Die besten Szenen sind jene, in denen sich Borat gar nicht besonders daneben benimmt und die Vorurteile wie von alleine zu Tage treten. In Erinnerung bleibt vor allem der Rodeo-Produzent Bobby Rowe, der sich nicht lange bitten lässt, für die Verfolgung von Homosexuellen einzustehen. Auch die Erweckungs-Szenen der United Pentecostal Church lassen einen kalt erschauern; dabei ist dieses Sequenz fast dokumentarisch. Manche Überzeugungen brauchen keinen Clown, um gruselig zu erscheinen.

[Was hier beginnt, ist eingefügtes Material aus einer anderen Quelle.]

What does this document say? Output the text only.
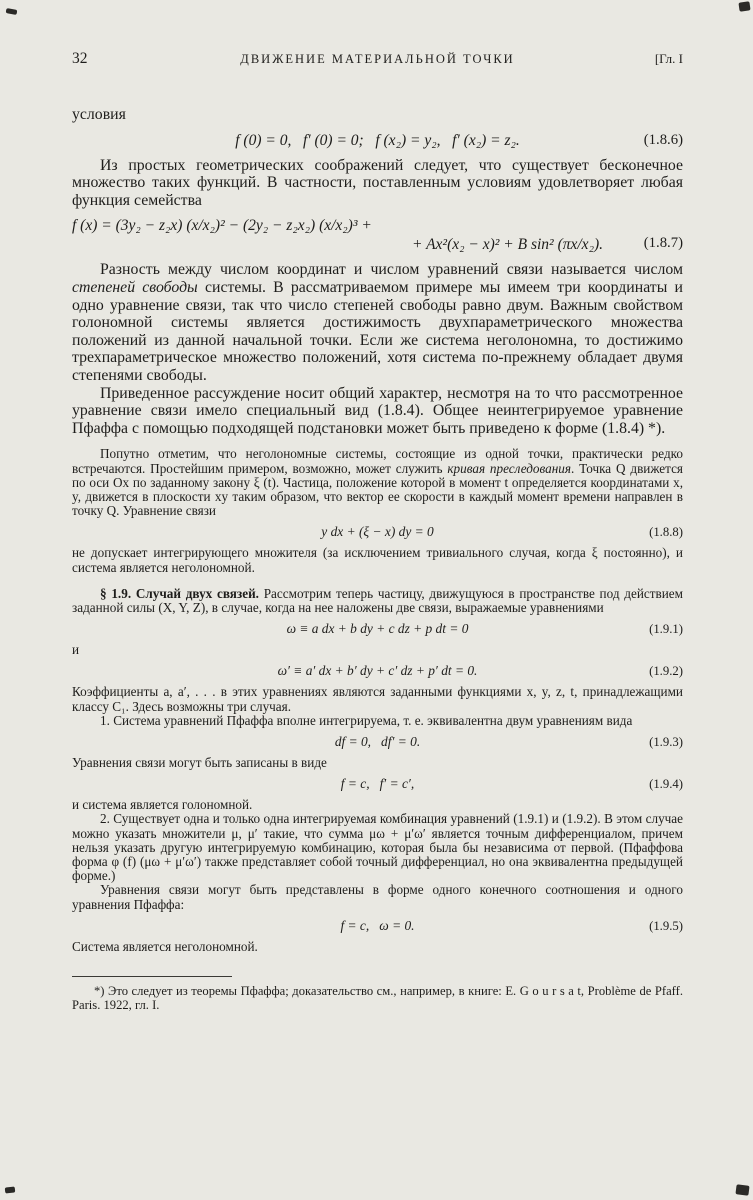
32	ДВИЖЕНИЕ МАТЕРИАЛЬНОЙ ТОЧКИ	[Гл. I

условия

f (0) = 0,   f′ (0) = 0;   f (x₂) = y₂,   f′ (x₂) = z₂.	(1.8.6)

Из простых геометрических соображений следует, что существует бесконечное множество таких функций. В частности, поставленным условиям удовлетворяет любая функция семейства

f (x) = (3y₂ − z₂x) (x/x₂)² − (2y₂ − z₂x₂) (x/x₂)³ +
+ Ax²(x₂ − x)² + B sin² (πx/x₂).	(1.8.7)

Разность между числом координат и числом уравнений связи называется числом степеней свободы системы. В рассматриваемом примере мы имеем три координаты и одно уравнение связи, так что число степеней свободы равно двум. Важным свойством голономной системы является достижимость двухпараметрического множества положений из данной начальной точки. Если же система неголономна, то достижимо трехпараметрическое множество положений, хотя система по-прежнему обладает двумя степенями свободы.

Приведенное рассуждение носит общий характер, несмотря на то что рассмотренное уравнение связи имело специальный вид (1.8.4). Общее неинтегрируемое уравнение Пфаффа с помощью подходящей подстановки может быть приведено к форме (1.8.4) *).

Попутно отметим, что неголономные системы, состоящие из одной точки, практически редко встречаются. Простейшим примером, возможно, может служить кривая преследования. Точка Q движется по оси Ox по заданному закону ξ (t). Частица, положение которой в момент t определяется координатами x, y, движется в плоскости xy таким образом, что вектор ее скорости в каждый момент времени направлен в точку Q. Уравнение связи

y dx + (ξ − x) dy = 0	(1.8.8)

не допускает интегрирующего множителя (за исключением тривиального случая, когда ξ постоянно), и система является неголономной.

§ 1.9. Случай двух связей. Рассмотрим теперь частицу, движущуюся в пространстве под действием заданной силы (X, Y, Z), в случае, когда на нее наложены две связи, выражаемые уравнениями

ω ≡ a dx + b dy + c dz + p dt = 0	(1.9.1)

и

ω′ ≡ a′ dx + b′ dy + c′ dz + p′ dt = 0.	(1.9.2)

Коэффициенты a, a′, . . . в этих уравнениях являются заданными функциями x, y, z, t, принадлежащими классу C₁. Здесь возможны три случая.

1. Система уравнений Пфаффа вполне интегрируема, т. е. эквивалентна двум уравнениям вида

df = 0,   df′ = 0.	(1.9.3)

Уравнения связи могут быть записаны в виде

f = c,   f′ = c′,	(1.9.4)

и система является голономной.

2. Существует одна и только одна интегрируемая комбинация уравнений (1.9.1) и (1.9.2). В этом случае можно указать множители μ, μ′ такие, что сумма μω + μ′ω′ является точным дифференциалом, причем нельзя указать другую интегрируемую комбинацию, которая была бы независима от первой. (Пфаффова форма φ (f) (μω + μ′ω′) также представляет собой точный дифференциал, но она эквивалентна предыдущей форме.)

Уравнения связи могут быть представлены в форме одного конечного соотношения и одного уравнения Пфаффа:

f = c,   ω = 0.	(1.9.5)

Система является неголономной.

*) Это следует из теоремы Пфаффа; доказательство см., например, в книге: E. G o u r s a t, Problème de Pfaff. Paris. 1922, гл. I.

Das Gespräch mit den drei betrunkenen College-Studenten ist ebenfalls erschütternd; vor allem deshalb, weil Borat ausgerechnet bei offenen Rassisten und Chauvinisten Trost findet.
In der Geschichte der Filmkomödien hat sich Borat einen Ehrenplatz verdient. Um einen solchen Streifen zu produzieren, braucht man als Schauspieler eine gehörige Portion Mut und Aufsässigkeit. Das hat Sacha Baron Cohen – nur leider überschattet der plumpe Holzhammer-Humor die politische Satire. Und echte Einsichten bleiben auf der Strecke.